You will have to pay for recent ebooks as you would for a book printed on paper. However, there are now many sources of free ebooks. In the UK, copyright on books such as novels and other creative works lasts for 70 years from the year of the death of the author (the rule may differ in other countries). That means that any books by authors who died in or before 1945 may be digitized and distributed free. This is a vast treasure of good books.
The classic source for out-of-copyright books is Project Gutenberg. Already huge and varied, its stock is continually increasing as titles continue to be added. Another good source is epubBooks, though to download books from here you will first need to create a free account. If you use the Kindle app, you can download any of the free books available on Amazon, while the Bluefire reader has a link to Feedbooks from which you can download free books directly into the reader.
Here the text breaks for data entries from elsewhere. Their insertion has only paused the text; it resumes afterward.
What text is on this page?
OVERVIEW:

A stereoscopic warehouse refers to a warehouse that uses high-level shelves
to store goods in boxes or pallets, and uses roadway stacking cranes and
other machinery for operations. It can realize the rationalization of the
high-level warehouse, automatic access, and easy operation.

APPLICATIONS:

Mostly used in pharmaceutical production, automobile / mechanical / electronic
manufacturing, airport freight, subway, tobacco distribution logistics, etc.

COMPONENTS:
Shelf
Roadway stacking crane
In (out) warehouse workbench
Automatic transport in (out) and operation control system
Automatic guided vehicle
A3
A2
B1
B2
Among the authors that I have enjoyed from such sources are William Clark Russell, famous for his seafaring adventure stories set in the days of sail and R. Austin Freeman, a stalwart of the period known as The Golden Age of Detective Fiction, whose medico-legal expert John Thorndyke solves crimes by means of scientific investigation and the exercise of logic. Ernest Bramah Smith’s The Wallet of Kai Lung is an intriguing read if you can stand the convoluted prose style.
I am looking forward to the end of winter and an improvement in the weather but I have to admit that the cold season does bring pleasures of its own. Not the least of these is to lie in bed with the blanket pulled up to my chin, a cup of tea beside me, and an attention-grabbing book to read.